Effective Sales Writing – Is the Hard Sell Dead?

effective sales writing

Are you trying to make sales online? Are you wondering if you should go with the “hard sell” or the “soft sell?” You know the difference. Hard sell is “in your face, buy now.” Soft sell is “Let me understand your problem and see if what I sell solves it.”

Often, a hard sell comes across as a sleazy “get rich quick” scheme, and people resist it because it’s “in your face.” A soft sell, on the other hand, seems more like someone taking you by the hand and gently guiding you in the direction of a good purchase. Something that would benefit you. So, which approach should you take in your sales writing? Should you go with a hard sell or a soft sell?

The fact is, whether you go with the hard sell or the soft sell is very subjective. And how well it succeeds will depend largely on what you’re selling and how skilled you are as a writer. One person, for instance, might be able to do a hard sell very effectively, if he or she has the right personality. Another might blow it completely.

When the hard sell works

Frankly, there are some products that lend themselves to the “hard sell.” I hate to say this about my fellow human beings, but if you’re selling an item that relates to a person’s ego, you’ll probably discover that a lot of product moves via the hard sell. If you have a magic pill that’s going to empower people to lose five pounds a week, your best prospects will respond to hard sales writing.

Are you down-to-earth, easy to get along with and charismatic? Do you want to start your prospects down a path that will lead to additional sales, such as upgrades? If this describes you, a different approach will deliver your most effective sales writing. You don’t have to take the “hard sales” approach; you have to believe in your product and be comfortable with promoting it. Yet if you’re not all that comfortable asking people to buy, chances are you won’t make much money.

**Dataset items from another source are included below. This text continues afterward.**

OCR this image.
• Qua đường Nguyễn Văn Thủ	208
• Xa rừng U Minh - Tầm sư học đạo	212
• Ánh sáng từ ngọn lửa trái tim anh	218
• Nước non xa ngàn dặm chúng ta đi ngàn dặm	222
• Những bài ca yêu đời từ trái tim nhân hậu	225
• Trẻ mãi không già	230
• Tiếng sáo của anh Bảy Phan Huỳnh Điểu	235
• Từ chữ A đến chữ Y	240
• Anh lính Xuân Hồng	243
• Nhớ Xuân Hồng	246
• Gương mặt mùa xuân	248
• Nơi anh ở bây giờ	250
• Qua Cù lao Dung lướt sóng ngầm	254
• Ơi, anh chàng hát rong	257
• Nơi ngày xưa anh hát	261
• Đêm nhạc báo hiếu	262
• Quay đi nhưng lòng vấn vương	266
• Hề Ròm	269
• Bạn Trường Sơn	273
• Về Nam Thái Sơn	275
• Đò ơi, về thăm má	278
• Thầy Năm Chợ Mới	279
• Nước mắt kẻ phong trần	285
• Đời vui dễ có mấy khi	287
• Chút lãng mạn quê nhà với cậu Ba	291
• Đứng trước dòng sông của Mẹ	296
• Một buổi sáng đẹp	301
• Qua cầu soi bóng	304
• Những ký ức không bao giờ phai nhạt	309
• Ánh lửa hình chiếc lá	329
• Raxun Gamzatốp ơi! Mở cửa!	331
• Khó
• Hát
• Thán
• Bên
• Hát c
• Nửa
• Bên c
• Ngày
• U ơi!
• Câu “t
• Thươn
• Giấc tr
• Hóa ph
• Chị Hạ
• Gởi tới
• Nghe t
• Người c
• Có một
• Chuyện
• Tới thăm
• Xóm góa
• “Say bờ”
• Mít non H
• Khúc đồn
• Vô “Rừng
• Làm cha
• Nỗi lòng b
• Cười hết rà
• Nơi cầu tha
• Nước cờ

You still have to close sales.

You can try following other people who have done well selling online, but if your style of marketing doesn’t match theirs, then you’re going to be disappointed. Just copying what the other guy does isn’t necessarily going to lead you in the direction of success. You have to find your own voice.

Trust and soft(er) sales

Of course, it’s natural to try to emulate what successful salespeople do, but it might not always work. You might have seen people who have made phenomenal amounts of sales by doing nothing more than blogging, which is, of course, what you’re probably trying to do. These people don’t even have to sell at all – they just write, talk about products, and generate sales. The more they talk about their products, the more sales they generate.

So how are they doing that? It’s a pretty simple principle. They’ve built trust, and now all they have to do is sit back and wait for the sales to come in. Here’s the thing – you can sell a lot and build trust, or you can build trust and sell a lot. If you’re new to the game, you have to build trust first; then you sell more. Then you build more trust. Eventually, you create your niche. The more you sell, the more trust you build, and the more trust you build, the more you sell.

By the way, although I’m using the word “trust” here, a major component of that trust is authority. Let’s say that trust is recognizing authority in a person you want to have a relationship with. In this case, that relationship revolves around sales.

And here’s a tip if you’re just starting out: Work on building an online community. Determine the area where you want your sales to come from eventually, and start building up a following. Create a forum. Establish a blog. Publish an ebook. Build an email list. Gather social media followers.

Once you have a community that trusts you, then you can begin to turn the corner and start selling items that appeal to your community. When you do this, keep your community in the loop. Get their thoughts on your products and use them to fine tune what you sell.

You’ll also discover that when you get to this point, you have established a “voice” that leads to effective sales writing in your niche.